Chen SW et al / Acta Pharmacol Sin 2004 Sep; 25 (9): 1151-1156
Total saponins of Panax notoginseng protected rabbit iliac artery against balloon endothelial denudation injury1
Si-wei CHEN, Xiao-hong LI2, Kai-he YE2, Zuo-feng JIANG, Xian-da REN2
Department of Cardiology, the 4th Affliated Hospital of Ji-nan University,
2Department of Clinical Pharmacology, Pharmacy College, Ji-nan University,
Guangzhou 510632, China
1 Supported by Science Foundation of Guangdong Provincial Traditional Medicine Committee, No101038.
2 Correspondence to Prof Xian-da REN. Phn 86-20-8522-0261. E-mail tsam@jnu.edu.cn
Received 2003-07-23 Accepted 2004-04-08
KEY WORDS Panax ginseng; saponins; balloon dilatation; restenosis; extracellular matrix; vascular smooth muscle
ABSTRACT
AIM: To investigate whether total Panax notoginseng saponins (PNS) could protect endothelium of rabbit iliac artery against balloon endothelial denudation (BED) injury. METHODS: The morphology changes of the endothelium were observed with scanning electron microscope (SEM) and hematoxylin and eosin stain after BED of rabbit iliac artery at 0, 4, 6, and 8 week respectively. Vascular endothelial growth factor (VEGF) and matrix metalloproteinase-2 (MMP-2) was also determined by immunohistochemistry. PNS 10, 30, and 50 mg/kg were administered iv per day from 2 d before to 4 weeks after operation. RESULTS: The endothelium was denudated completely after BED. At the 4th week the endothelium was repaired in some degree, then recovered gradually at 6 and 8 week. The degree of intimal thickening at 4 week was significantly greater than that at 0, 6, or 8 week. The sequence of VEGF or MMP-2 staining from strong to weak was 4, 6, 0, 8 week, and normal control. However at 4 week, endothelial regeneration in PNS 30 and 50 mg/kg groups was significantly faster than that in saline group. The intimal thickness was significantly decreased and expressions of VEGF and MMP-2 were both down-regulated in PNS 30 or 50 mg/kg groups compared with saline control group. CONCLUSION: PNS promoted the endothelial regeneration and reduced ECM thickening, which was related to regulation of the expression of VEGF and MMP-2. PNS may have sustained antirestenotic effect after BED.
INTRODUCTION
Restenosis after percutaneous transluminal coronary angioplasty (PTCA) is a frequent complication of this procedure[1]. It limits the long-term beneficial effects of PTCA. The use of stenter after balloon dilation has improved clinical prognosis in these patients, but late restenosis remains a relevant problem[2]. Prevention of restenosis after successful PTCA remains one of the most challenging issues in the treatment of obstructive coronary artery disease. Restenosis after PTCA has a multifactorial etiology[3]. Extracellular matrix (ECM) accumulation induced vascular remodeling is an important reason[4]. The ECM can regulate the behaviour of vascular cells, including their ability to migrate, proliferate, and survive after injury[5]. Enhanced ECM accumulation rather than cell proliferation contributes to restenosis after PTCA. VEGF has been identified in vitro as a potent mitogen for endothelial cells in angiogenesis. The increase in VEGF mRNA expression after hypoxia induced by vascular injury can stimulate mature collagen synthesis. Meanwhile, hypoxia microenvironment decreases MMP-2 mRNA expression. Both caused deposition of ECM molecules early in wound repair[6].
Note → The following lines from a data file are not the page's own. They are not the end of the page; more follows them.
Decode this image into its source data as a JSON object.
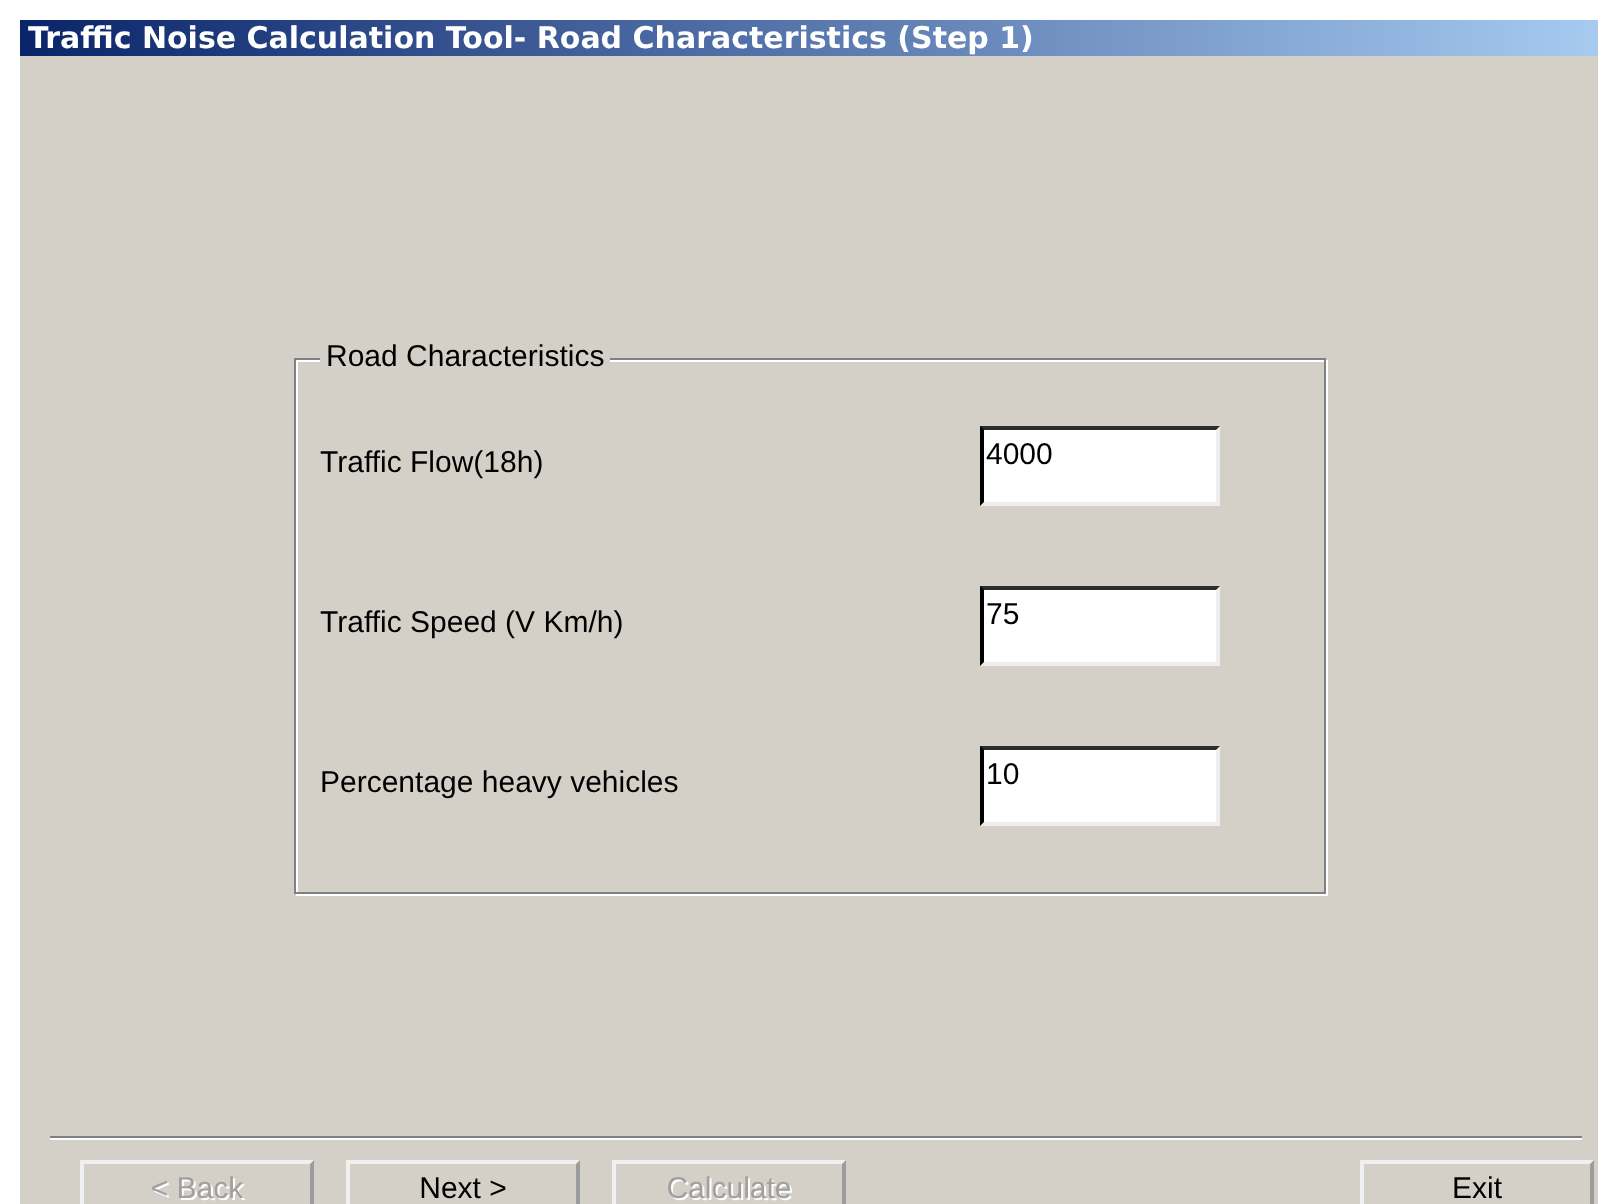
{
  "window": {
    "title": "Traffic Noise Calculation Tool- Road Characteristics (Step 1)"
  },
  "group": {
    "title": "Road Characteristics",
    "fields": [
      {
        "label": "Traffic Flow(18h)",
        "value": "4000"
      },
      {
        "label": "Traffic Speed (V Km/h)",
        "value": "75"
      },
      {
        "label": "Percentage heavy vehicles",
        "value": "10"
      }
    ]
  },
  "buttons": [
    {
      "label": "< Back",
      "disabled": true
    },
    {
      "label": "Next >",
      "disabled": false
    },
    {
      "label": "Calculate",
      "disabled": true
    },
    {
      "label": "Exit",
      "disabled": false
    }
  ]
}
Total Panax notoginseng saponin (PNS), also known as sanchi ginseng, has been used in treating circulatory disorders among Chinese for hundreds of years. It is well documented that PNS exerts beneficial effects on the cardiovascular systems. It has been reported to be effective in treating cardiovascular diseases such as coronary thrombosis and in improving muscle microcirculation. PNS contains 24 dammarene type saponins (ginsenosides) including sanchinoside or notoginsenoside[7]. Other major compounds include flavonoids and amino acids[8]. Administration of the total saponins of PNS improved myocardial relaxation function[9], lowered cerebrovascular resistance, suppressed proliferation of aortic smooth muscle cells induced by hypercholesterolemic serum, ameliorated cardiac function in the early stage postburn[10], and enhanced fibrinolytic activity of bovine aortic endothelial cells[11]. Those effects indicated that PNS might be a valuable approach to the treatment of balloon-injured vessels. Therefore our preliminary study aimed to evaluate the effects of PNS on endothelial regeneration and ECM accumulation after balloon endothelium denudation (BED), and to explore the related mechanism(s).
MATERIALS AND METHODS
Materials PNS was from Plant & Pharmaco Co Ltd (Yun-nan, China); mouse monoclonal antibodies against VEGF and MMP-2 were from Boshide Biotech Co (Wuhan, China). Other reagents were commercial products with analytic purity. Male New Zealand White rabbits weighing 2.6±0.2 kg were obtained from the Laboratory Animal Center of Guangzhou Traditional Chinese Medicine University (Certificate No 2001A067).
Rabbit balloon injury Rabbits were anesthetized with iv 0.6 % sodepent. A 2Fr Fogarty balloon catheter (Medtronic Limited, Minnesota, USA) was passed 15 cm proximal into the left external iliac artery through the femoral artery at a site proximal to its bifurcation for the descending genicular artery. The right external iliac artery was used as auto-control. The balloon was then inflated with air (3.5 kPa) and the catheter was pulled back three times to abrade the intimal surface to remove the endothelium. In a series of experiments, the complete removal of the endothelium using this procedure was confirmed by histological examination[12]. The iliac artery was subsequently ligated, and animals were allowed to recover and kept on their normal diets.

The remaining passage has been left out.